La porte s'ouvrit sur un nuage de fumée. Quelques têtes avisèrent August de haut-en-bas. On lui trouva l'air un peu drôle, un peu décalé, comme si on sentait que le garçon n'avait rien à faire en pareil établissement. On s'enquit silencieusement de son âge, et on décida qu'il ne représentait pas grande menace. D'aucuns songèrent qu'il s'agissait d'un commis particulièrement bien habillé, d'autres imaginèrent en lui le fils d'un riche rentier, mais dès lors qu'August leur servit son plus beau sourire, on fut certain d'une chose ; ce gamin avait tout loisir de prendre la table qu'il lui siérait.

Hastings flaira lui aussi que ces gens louches, dont quelques uns seraient probablement prêts à le dépouiller à la nuit tombée, cachaient un secret au moins aussi gros que le sien. Et quand il demanda à s'installer à l'étage inférieur, d'où émanaient quelques notes d'un quintet de jazz, on fit de si gros yeux qu'August dût monnayer une certaine somme fictive afin de pouvoir accéder au sous-sol, dont l'entrée était protégée par une armoire à glace de vigile.

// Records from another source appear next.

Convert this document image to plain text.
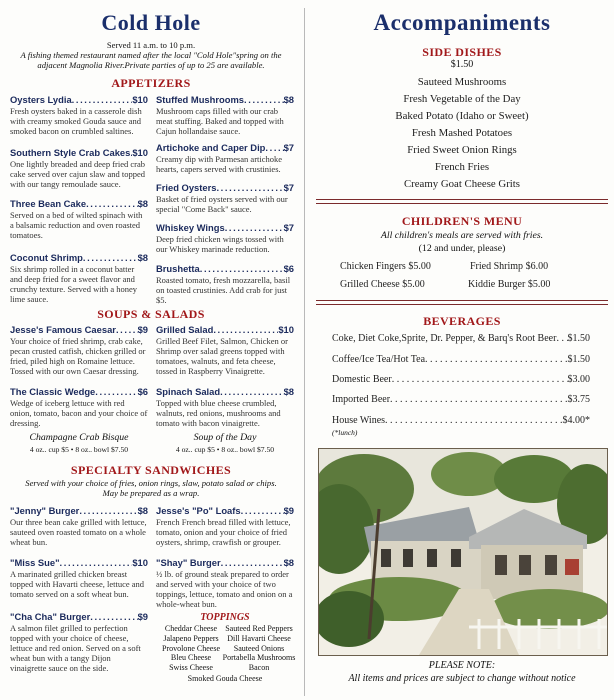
Cold Hole
Served 11 a.m. to 10 p.m.
A fishing themed restaurant named after the local "Cold Hole"spring on the adjacent Magnolia River.Private parties of up to 25 are available.
APPETIZERS
Oysters Lydia . . .	$10
Fresh oysters baked in a casserole dish with creamy smoked Gouda sauce and smoked bacon on crumbled saltines.
Southern Style Crab Cakes . . . $10
One lightly breaded and deep fried crab cake served over cajun slaw and topped with our tangy remoulade sauce.
Three Bean Cake . . .	$8
Served on a bed of wilted spinach with a balsamic reduction and oven roasted tomatoes.
Coconut Shrimp . . .	$8
Six shrimp rolled in a coconut batter and deep fried for a sweet flavor and crunchy texture. Served with a honey lime sauce.
Stuffed Mushrooms . . .	$8
Mushroom caps filled with our crab meat stuffing. Baked and topped with Cajun hollandaise sauce.
Artichoke and Caper Dip . . . $7
Creamy dip with Parmesan artichoke hearts, capers served with crustinies.
Fried Oysters . . .	$7
Basket of fried oysters served with our special "Come Back" sauce.
Whiskey Wings . . .	$7
Deep fried chicken wings tossed with our Whiskey marinade reduction.
Brushetta . . .	$6
Roasted tomato, fresh mozzarella, basil on toasted crustinies. Add crab for just $5.
SOUPS & SALADS
Jesse's Famous Caesar . . . $9
Your choice of fried shrimp, crab cake, pecan crusted catfish, chicken grilled or fried, piled high on Romaine lettuce. Tossed with our own Caesar dressing.
The Classic Wedge . . .	$6
Wedge of iceberg lettuce with red onion, tomato, bacon and your choice of dressing.
Grilled Salad . . .	$10
Grilled Beef Filet, Salmon, Chicken or Shrimp over salad greens topped with tomatoes, walnuts, and feta cheese, tossed in Raspberry Vinaigrette.
Spinach Salad . . .	$8
Topped with blue cheese crumbled, walnuts, red onions, mushrooms and tomato with bacon vinaigrette.
Champagne Crab Bisque
4 oz.. cup $5 • 8 oz.. bowl $7.50
Soup of the Day
4 oz.. cup $5 • 8 oz.. bowl $7.50
SPECIALTY SANDWICHES
Served with your choice of fries, onion rings, slaw, potato salad or chips.
May be prepared as a wrap.
"Jenny" Burger . . .	$8
Our three bean cake grilled with lettuce, sauteed oven roasted tomato on a whole wheat bun.
"Miss Sue" . . .	$10
A marinated grilled chicken breast topped with Havarti cheese, lettuce and tomato served on a soft wheat bun.
"Cha Cha" Burger . . .	$9
A salmon filet grilled to perfection topped with your choice of cheese, lettuce and red onion. Served on a soft wheat bun with a tangy Dijon vinaigrette sauce on the side.
Jesse's "Po" Loafs . . .	$9
French French bread filled with lettuce, tomato, onion and your choice of fried oysters, shrimp, crawfish or grouper.
"Shay" Burger . . .	$8
½ lb. of ground steak prepared to order and served with your choice of two toppings, lettuce, tomato and onion on a whole-wheat bun.
TOPPINGS
Cheddar Cheese
Jalapeno Peppers
Provolone Cheese
Bleu Cheese
Swiss Cheese
Sauteed Red Peppers
Dill Havarti Cheese
Sauteed Onions
Portabella Mushrooms
Bacon
Smoked Gouda Cheese
Accompaniments
SIDE DISHES
$1.50
Sauteed Mushrooms
Fresh Vegetable of the Day
Baked Potato (Idaho or Sweet)
Fresh Mashed Potatoes
Fried Sweet Onion Rings
French Fries
Creamy Goat Cheese Grits
CHILDREN'S MENU
All children's meals are served with fries.
(12 and under, please)
Chicken Fingers $5.00	Fried Shrimp $6.00
Grilled Cheese $5.00	Kiddie Burger $5.00
BEVERAGES
Coke, Diet Coke,Sprite, Dr. Pepper, & Barq's Root Beer . . . $1.50
Coffee/Ice Tea/Hot Tea . . .	$1.50
Domestic Beer . . .	$3.00
Imported Beer . . .	$3.75
House Wines . . .	$4.00*
(*lunch)
PLEASE NOTE:
All items and prices are subject to change without notice
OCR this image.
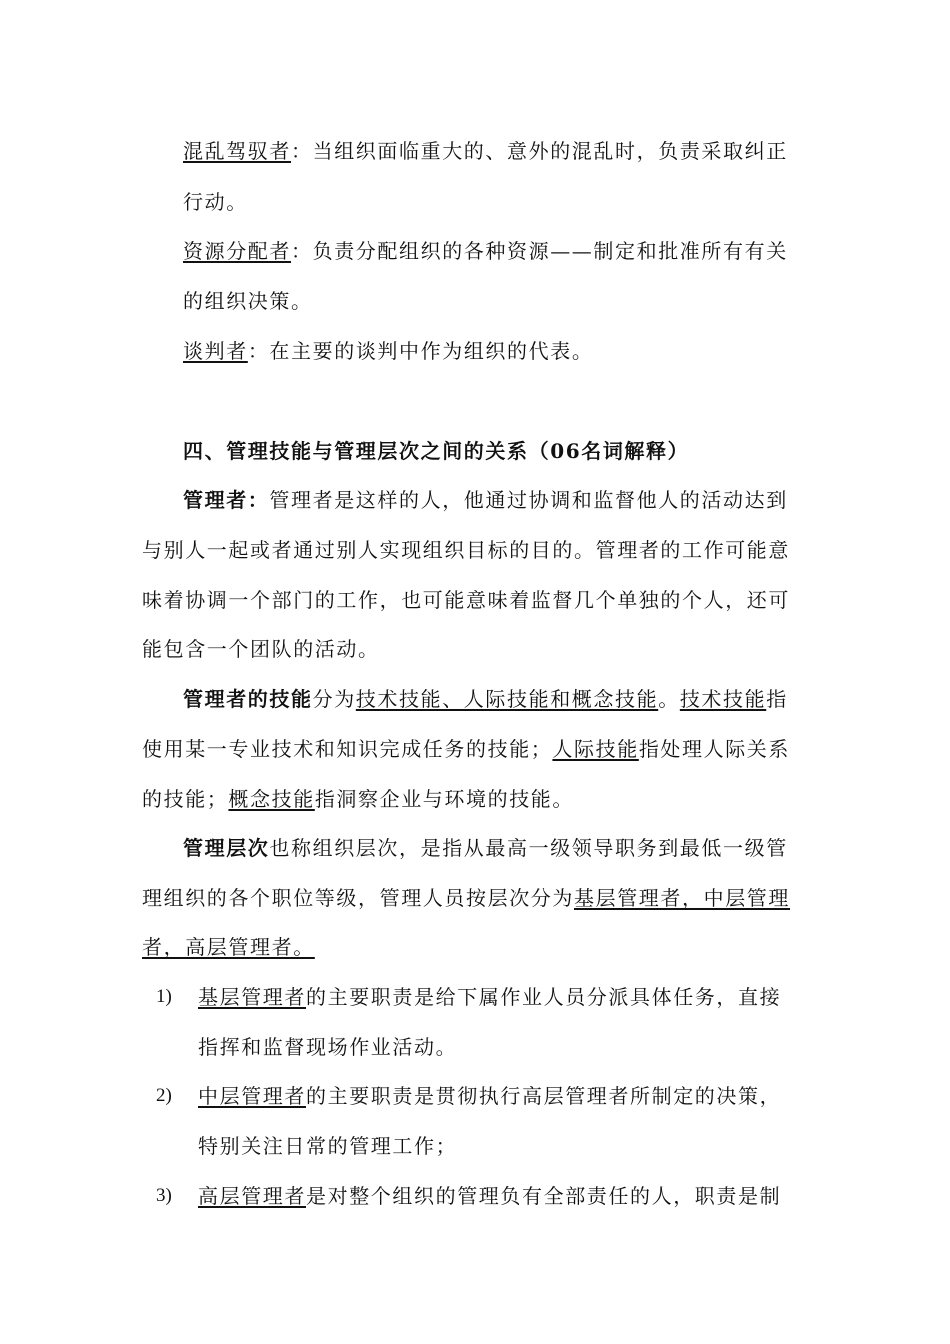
混乱驾驭者：当组织面临重大的、意外的混乱时，负责采取纠正
行动。
资源分配者：负责分配组织的各种资源——制定和批准所有有关
的组织决策。
谈判者：在主要的谈判中作为组织的代表。
四、管理技能与管理层次之间的关系（06名词解释）
管理者：管理者是这样的人，他通过协调和监督他人的活动达到
与别人一起或者通过别人实现组织目标的目的。管理者的工作可能意
味着协调一个部门的工作，也可能意味着监督几个单独的个人，还可
能包含一个团队的活动。
管理者的技能分为技术技能、人际技能和概念技能。技术技能指
使用某一专业技术和知识完成任务的技能；人际技能指处理人际关系
的技能；概念技能指洞察企业与环境的技能。
管理层次也称组织层次，是指从最高一级领导职务到最低一级管
理组织的各个职位等级，管理人员按层次分为基层管理者，中层管理
者，高层管理者。
1) 基层管理者的主要职责是给下属作业人员分派具体任务，直接
指挥和监督现场作业活动。
2) 中层管理者的主要职责是贯彻执行高层管理者所制定的决策，
特别关注日常的管理工作；
3) 高层管理者是对整个组织的管理负有全部责任的人，职责是制
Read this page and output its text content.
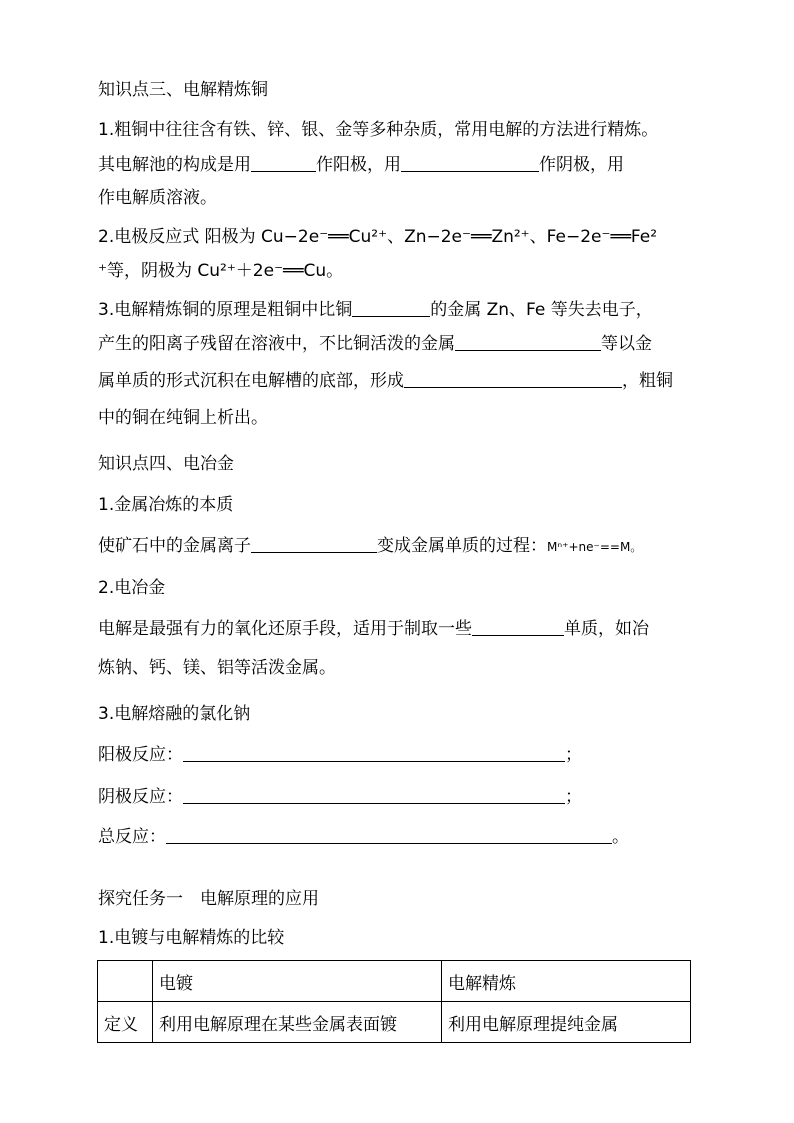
知识点三、电解精炼铜
1.粗铜中往往含有铁、锌、银、金等多种杂质，常用电解的方法进行精炼。
其电解池的构成是用	作阳极，用	作阴极，用
作电解质溶液。
2.电极反应式 阳极为 Cu−2e⁻══Cu²⁺、Zn−2e⁻══Zn²⁺、Fe−2e⁻══Fe²
⁺等，阴极为 Cu²⁺＋2e⁻══Cu。
3.电解精炼铜的原理是粗铜中比铜	的金属 Zn、Fe 等失去电子，
产生的阳离子残留在溶液中，不比铜活泼的金属	等以金
属单质的形式沉积在电解槽的底部，形成	，粗铜
中的铜在纯铜上析出。
知识点四、电冶金
1.金属冶炼的本质
使矿石中的金属离子	变成金属单质的过程：Mⁿ⁺+ne⁻==M。
2.电冶金
电解是最强有力的氧化还原手段，适用于制取一些	单质，如冶
炼钠、钙、镁、铝等活泼金属。
3.电解熔融的氯化钠
阳极反应：	；
阴极反应：	；
总反应：	。
探究任务一　电解原理的应用
1.电镀与电解精炼的比较
	电镀	电解精炼
定义	利用电解原理在某些金属表面镀	利用电解原理提纯金属
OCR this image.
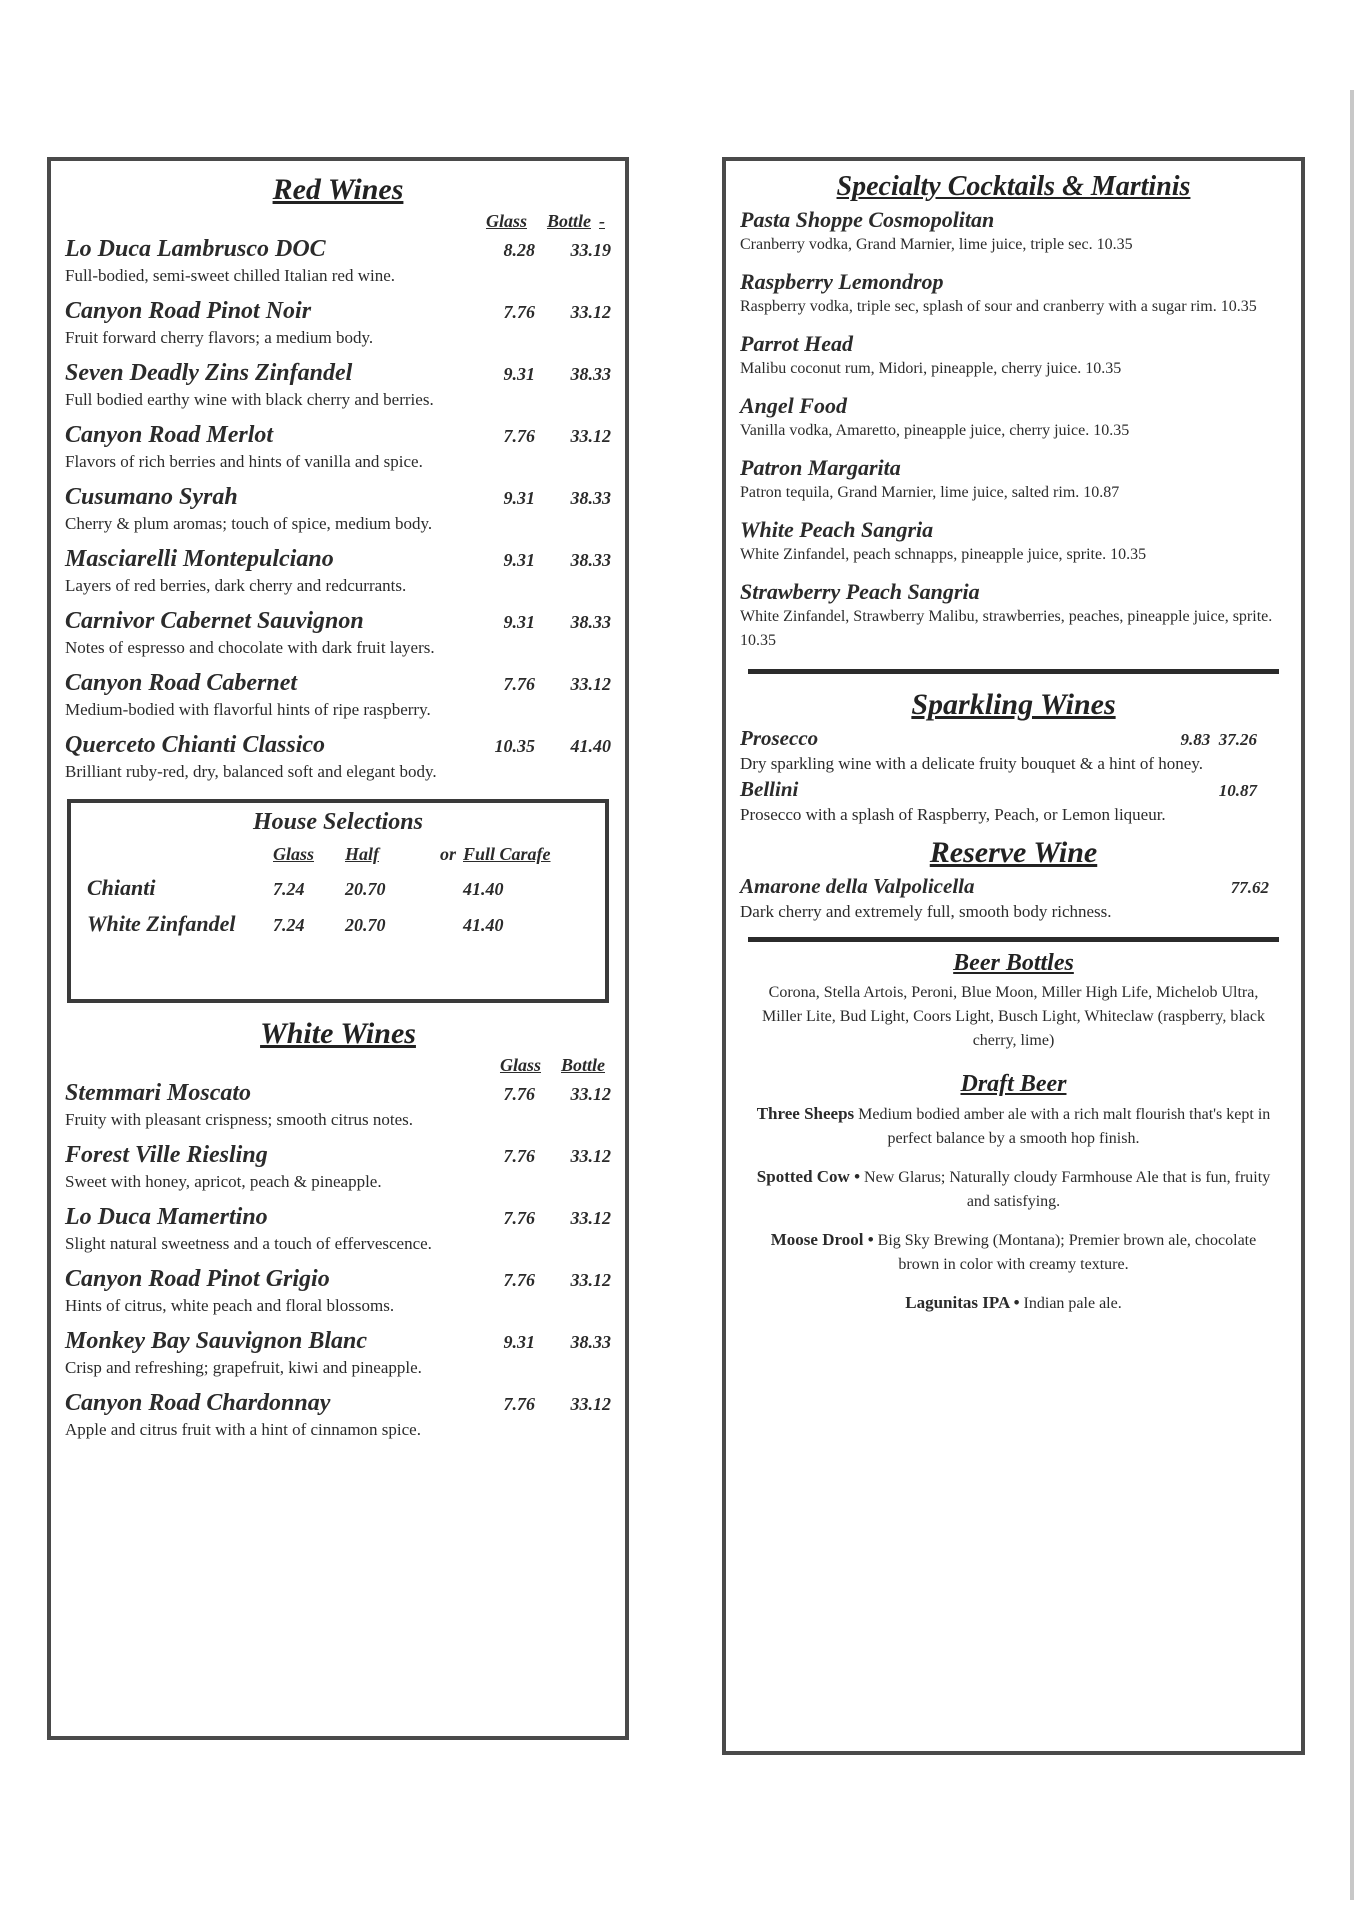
Red Wines
Glass Bottle -
Lo Duca Lambrusco DOC	8.28	33.19
Full-bodied, semi-sweet chilled Italian red wine.
Canyon Road Pinot Noir	7.76	33.12
Fruit forward cherry flavors; a medium body.
Seven Deadly Zins Zinfandel	9.31	38.33
Full bodied earthy wine with black cherry and berries.
Canyon Road Merlot	7.76	33.12
Flavors of rich berries and hints of vanilla and spice.
Cusumano Syrah	9.31	38.33
Cherry & plum aromas; touch of spice, medium body.
Masciarelli Montepulciano	9.31	38.33
Layers of red berries, dark cherry and redcurrants.
Carnivor Cabernet Sauvignon	9.31	38.33
Notes of espresso and chocolate with dark fruit layers.
Canyon Road Cabernet	7.76	33.12
Medium-bodied with flavorful hints of ripe raspberry.
Querceto Chianti Classico	10.35	41.40
Brilliant ruby-red, dry, balanced soft and elegant body.
House Selections
Glass	Half	or Full Carafe
Chianti	7.24	20.70	41.40
White Zinfandel	7.24	20.70	41.40
White Wines
Glass Bottle
Stemmari Moscato	7.76	33.12
Fruity with pleasant crispness; smooth citrus notes.
Forest Ville Riesling	7.76	33.12
Sweet with honey, apricot, peach & pineapple.
Lo Duca Mamertino	7.76	33.12
Slight natural sweetness and a touch of effervescence.
Canyon Road Pinot Grigio	7.76	33.12
Hints of citrus, white peach and floral blossoms.
Monkey Bay Sauvignon Blanc	9.31	38.33
Crisp and refreshing; grapefruit, kiwi and pineapple.
Canyon Road Chardonnay	7.76	33.12
Apple and citrus fruit with a hint of cinnamon spice.
Specialty Cocktails & Martinis
Pasta Shoppe Cosmopolitan
Cranberry vodka, Grand Marnier, lime juice, triple sec. 10.35
Raspberry Lemondrop
Raspberry vodka, triple sec, splash of sour and cranberry with a sugar rim. 10.35
Parrot Head
Malibu coconut rum, Midori, pineapple, cherry juice. 10.35
Angel Food
Vanilla vodka, Amaretto, pineapple juice, cherry juice. 10.35
Patron Margarita
Patron tequila, Grand Marnier, lime juice, salted rim. 10.87
White Peach Sangria
White Zinfandel, peach schnapps, pineapple juice, sprite. 10.35
Strawberry Peach Sangria
White Zinfandel, Strawberry Malibu, strawberries, peaches, pineapple juice, sprite. 10.35
Sparkling Wines
Prosecco	9.83  37.26
Dry sparkling wine with a delicate fruity bouquet & a hint of honey.
Bellini	10.87
Prosecco with a splash of Raspberry, Peach, or Lemon liqueur.
Reserve Wine
Amarone della Valpolicella	77.62
Dark cherry and extremely full, smooth body richness.
Beer Bottles
Corona, Stella Artois, Peroni, Blue Moon, Miller High Life, Michelob Ultra, Miller Lite, Bud Light, Coors Light, Busch Light, Whiteclaw (raspberry, black cherry, lime)
Draft Beer
Three Sheeps Medium bodied amber ale with a rich malt flourish that's kept in perfect balance by a smooth hop finish.
Spotted Cow • New Glarus; Naturally cloudy Farmhouse Ale that is fun, fruity and satisfying.
Moose Drool • Big Sky Brewing (Montana); Premier brown ale, chocolate brown in color with creamy texture.
Lagunitas IPA • Indian pale ale.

L'air y était plus irrespirable encore qu'au rez-de-chaussée. Mais ce qui frappait plus encore, passé le nuage quasi-opaque de fumée, c'était les consommations qu'on y servait - dont la plupart contenaient évidemment le précieux éthanol prohibé. Ces messieurs en guêtres portaient parfois un holster à la ceinture, les cigares répandaient leur parfum âcre dans l'atmosphère confinée, les verres s'entrechoquaient et les rires fusaient. On y lisait les journaux du sempiternel jour, on jouait aux cartes, on admirait la belle chanteuse Noire.
Les badauds dévisageait August, qui pour sa part, alla s'installer avec une royale assurance à une table isolée. Il ne craignait rien du tout, simple observateur de ce monde nocturne et effréné ; que risquait-il, quand d'une simple illusion, il pouvait tout à fait disparaître dans le décor, tout tapissé de velours rouge ?

Même s'il ne buvait pas en temps normal, Hastings se laissa griser par l'ambiance du lieu, et se fit servir un cognac. Il n'était jamais contre un remontant en de telles circonstances, et quel privilège de se sentir auprès des gangsters et autres malfrats en 1928 ! Il crut apercevoir Al Capone, dans son coin, cigare aux lèvres et liasses en poches...
Oh, August se moquait bien du grabuge. Il ne cherchait rien d'autre ici qu'une substance pour son imaginaire ; plus il admirait les époques, plus s'enrichissaient ses illusions des merveilles qu'il glanait çà et là. Et quel spectacle que celui qui s'offrait sous ses yeux...

Hastings se plaisait tout à fait dans ce sous-sol humide et moisi par endroits, et admirait avec ferveur la déchéance du monde new-yorkais. Il s'amusait follement, comme au théâtre, mais plus vivant, devant son verre de cognac. Et ses traits s'illuminèrent d'autant plus qu'il repéra un visage connu dans la foule... Galahad Ednyfed, un toqué de sa boucle, un curieux type tout à fait excentrique mais à la discussion tout à fait agréable. August s'assura de croiser son regard, et, de loin, lui leva son verre. Santé à 1928 !



I became insane with long intervals of horrible sanity.